Il convient, monsieur Censi, d'examiner le sujet de la RGPP avec sérénité et sans polémique. Le non-remplacement d'un fonctionnaire sur deux partant en retraite a parfois été très déstabilisant, en raison du statut de notre fonction publique, qui n'est pas une fonction publique d'emploi mais une fonction publique de carrière, et du fait que les personnes passant un concours ne choisissent pas le lieu de leur nomination. Les fonctionnaires ayant un nombre de points suffisants tendent à choisir certains territoires plutôt que d'autres, et la pyramide des âges n'est pas la même dans chaque région. Du coup, si l'on ne remplace pas un fonctionnaire sur deux, un déséquilibre se produit et certains territoires ruraux peuvent éprouver un sentiment d'abandon quand les postes ne sont pas remplacés. Dans certains départements ont eu lieu, vous le savez comme moi, des manifestations d'élus contre la fermeture de services du fait qu'il n'y avait plus de fonctionnaires sur les postes. Le Président de la République et le Premier ministre se sont engagés à mieux répartir les effectifs sur le territoire ; c'est absolument nécessaire.

Nous avons décidé de recruter 60 000 personnels de l'éducation nationale, ce qui impliquait, comme vous en avez fait la remarque, 60 000 postes de moins dans les autres administrations de l'État. Nous avons dérogé à la règle après le 11 janvier et la révision de la loi de programmation militaire, demandée par presque toutes les familles politiques, et repris le chemin des créations de postes à la défense. Entre les postes créés et les postes supprimés, nous avons besoin de 8 300 postes pour couvrir les besoins en termes de sécurité extérieure et intérieure.

Le Premier ministre a indiqué qu'une négociation avec les syndicats aurait lieu en 2016 sur le gel du point d'indice. Ce gel a conduit à une économie considérable de 7 milliards d'euros.

J'ai déjà répondu sur le supplément familial de traitement.
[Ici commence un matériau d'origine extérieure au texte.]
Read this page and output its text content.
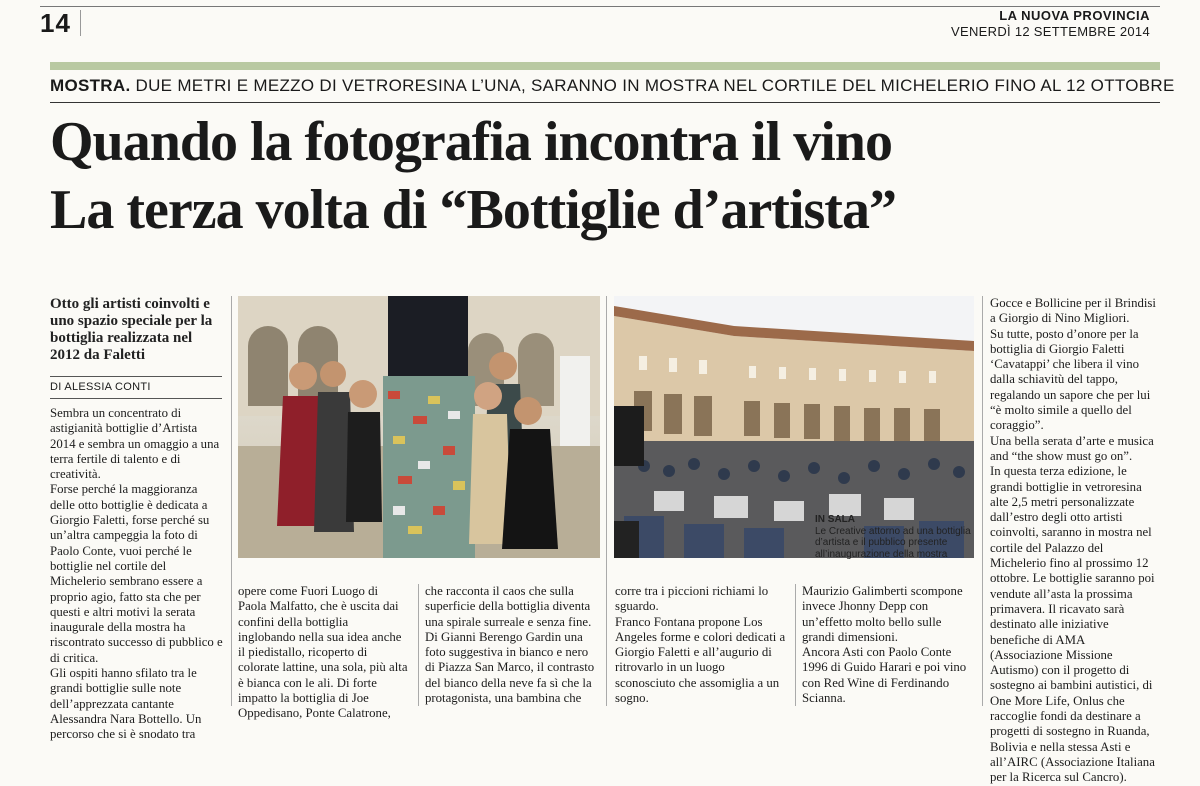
14	LA NUOVA PROVINCIA
VENERDÌ 12 SETTEMBRE 2014
MOSTRA. DUE METRI E MEZZO DI VETRORESINA L’UNA, SARANNO IN MOSTRA NEL CORTILE DEL MICHELERIO FINO AL 12 OTTOBRE
Quando la fotografia incontra il vino
La terza volta di “Bottiglie d’artista”
Otto gli artisti coinvolti e uno spazio speciale per la bottiglia realizzata nel 2012 da Faletti
DI ALESSIA CONTI

Sembra un concentrato di astigianità bottiglie d’Artista 2014 e sembra un omaggio a una terra fertile di talento e di creatività.

Forse perché la maggioranza delle otto bottiglie è dedicata a Giorgio Faletti, forse perché su un’altra campeggia la foto di Paolo Conte, vuoi perché le bottiglie nel cortile del Michelerio sembrano essere a proprio agio, fatto sta che per questi e altri motivi la serata inaugurale della mostra ha riscontrato successo di pubblico e di critica.

Gli ospiti hanno sfilato tra le grandi bottiglie sulle note dell’apprezzata cantante Alessandra Nara Bottello. Un percorso che si è snodato tra

IN SALA
Le Creative attorno ad una bottiglia d’artista e il pubblico presente all’inaugurazione della mostra

opere come Fuori Luogo di Paola Malfatto, che è uscita dai confini della bottiglia inglobando nella sua idea anche il piedistallo, ricoperto di colorate lattine, una sola, più alta è bianca con le ali. Di forte impatto la bottiglia di Joe Oppedisano, Ponte Calatrone,

che racconta il caos che sulla superficie della bottiglia diventa una spirale surreale e senza fine. Di Gianni Berengo Gardin una foto suggestiva in bianco e nero di Piazza San Marco, il contrasto del bianco della neve fa sì che la protagonista, una bambina che

corre tra i piccioni richiami lo sguardo.

Franco Fontana propone Los Angeles forme e colori dedicati a Giorgio Faletti e all’augurio di ritrovarlo in un luogo sconosciuto che assomiglia a un sogno.

Maurizio Galimberti scompone invece Jhonny Depp con un’effetto molto bello sulle grandi dimensioni.

Ancora Asti con Paolo Conte 1996 di Guido Harari e poi vino con Red Wine di Ferdinando Scianna.

Gocce e Bollicine per il Brindisi a Giorgio di Nino Migliori.

Su tutte, posto d’onore per la bottiglia di Giorgio Faletti ‘Cavatappi’ che libera il vino dalla schiavitù del tappo, regalando un sapore che per lui “è molto simile a quello del coraggio”.

Una bella serata d’arte e musica and “the show must go on”.

In questa terza edizione, le grandi bottiglie in vetroresina alte 2,5 metri personalizzate dall’estro degli otto artisti coinvolti, saranno in mostra nel cortile del Palazzo del Michelerio fino al prossimo 12 ottobre. Le bottiglie saranno poi vendute all’asta la prossima primavera. Il ricavato sarà destinato alle iniziative benefiche di AMA (Associazione Missione Autismo) con il progetto di sostegno ai bambini autistici, di One More Life, Onlus che raccoglie fondi da destinare a progetti di sostegno in Ruanda, Bolivia e nella stessa Asti e all’AIRC (Associazione Italiana per la Ricerca sul Cancro).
On me dit toujours d'aller voir en Allemagne : je m'y suis rendu et j'ai vu que ce pays avait développé le supplément familial de traitement pour ses fonctionnaires.
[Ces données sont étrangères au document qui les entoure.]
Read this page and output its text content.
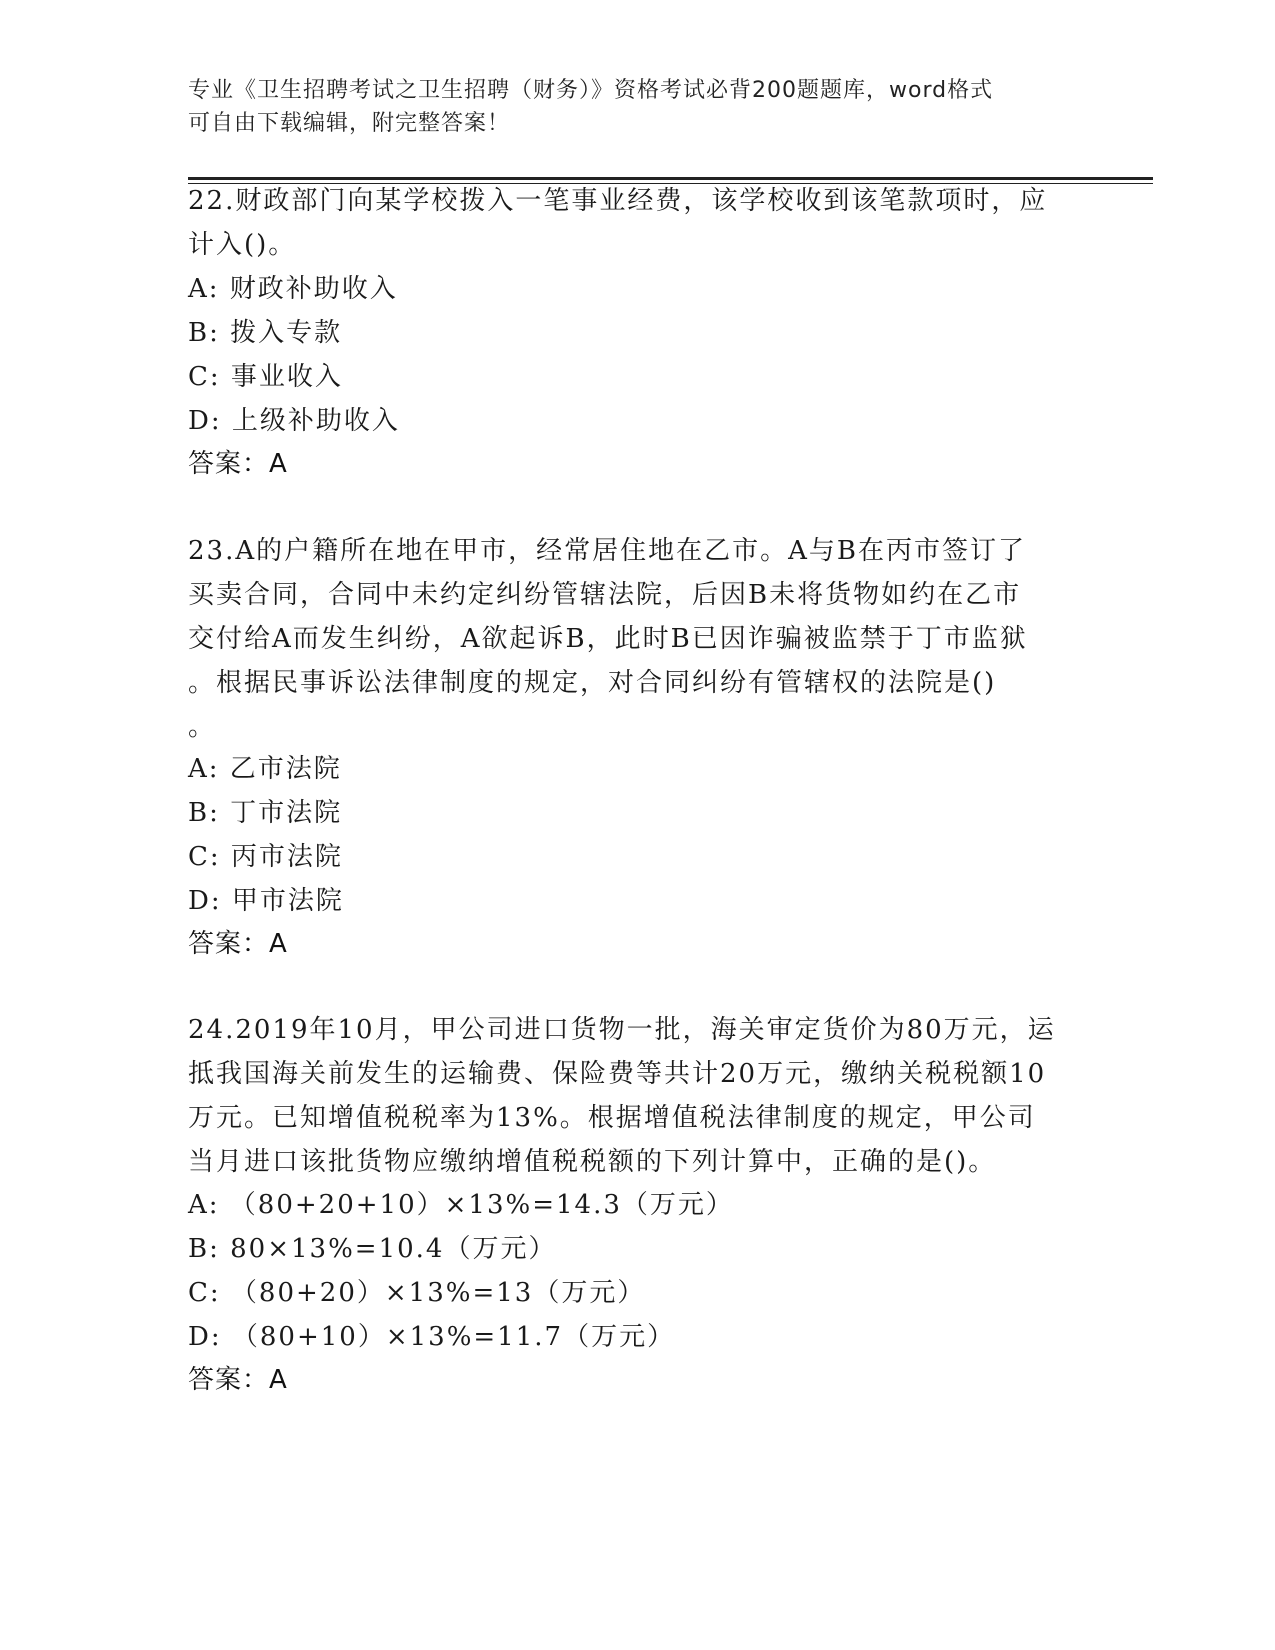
专业《卫生招聘考试之卫生招聘（财务）》资格考试必背200题题库，word格式
可自由下载编辑，附完整答案！
22.财政部门向某学校拨入一笔事业经费，该学校收到该笔款项时，应
计入()。
A: 财政补助收入
B: 拨入专款
C: 事业收入
D: 上级补助收入
答案：A
23.A的户籍所在地在甲市，经常居住地在乙市。A与B在丙市签订了
买卖合同，合同中未约定纠纷管辖法院，后因B未将货物如约在乙市
交付给A而发生纠纷，A欲起诉B，此时B已因诈骗被监禁于丁市监狱
。根据民事诉讼法律制度的规定，对合同纠纷有管辖权的法院是()
。
A: 乙市法院
B: 丁市法院
C: 丙市法院
D: 甲市法院
答案：A
24.2019年10月，甲公司进口货物一批，海关审定货价为80万元，运
抵我国海关前发生的运输费、保险费等共计20万元，缴纳关税税额10
万元。已知增值税税率为13%。根据增值税法律制度的规定，甲公司
当月进口该批货物应缴纳增值税税额的下列计算中，正确的是()。
A: （80+20+10）×13%=14.3（万元）
B: 80×13%=10.4（万元）
C: （80+20）×13%=13（万元）
D: （80+10）×13%=11.7（万元）
答案：A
Vous avez rappelé la sur-rémunération du temps partiel : 90 % payés à 96 %, 80 % payés à 86 %. C'est une mesure juste pour les femmes, qui représentent 90 % des bénéficiaires. Son principal fait générateur est l'absence de services à la petite enfance dans certains territoires. La mesure préserve leur pouvoir d'achat ainsi que leurs futures retraites – les pensions des femmes fonctionnaires sont plus faibles, du fait des interruptions de carrière pour élever leurs enfants. Nous la maintenons donc.

Je vous remercie de vos apports et des compliments que vous avez adressés à notre fonction publique. Il faut soutenir nos fonctionnaires, qui sont assez démoralisés par les marronniers, le plus souvent négatifs, qui les concernent. Les fonctionnaires n'assurent pas tant la solidité de l'État que celle de la nation. Nous sommes en train de négocier avec les syndicats sur la qualité de vie au travail. Certaines situations sont très difficiles, notamment dans les services d'accueil. Nous avons beaucoup travaillé avec les préfets et les directeurs pour qu'un fonctionnaire puisse changer de poste au cours de la journée, car l'accueil peut être une fonction très lourde, très dure. Considérez par exemple l'accueil des migrants, où une décision doit être prise rapidement pour déterminer s'il s'agit d'une demande d'immigration économique ou bien d'une demande de refuge présentée par un migrant pour sauver sa vie.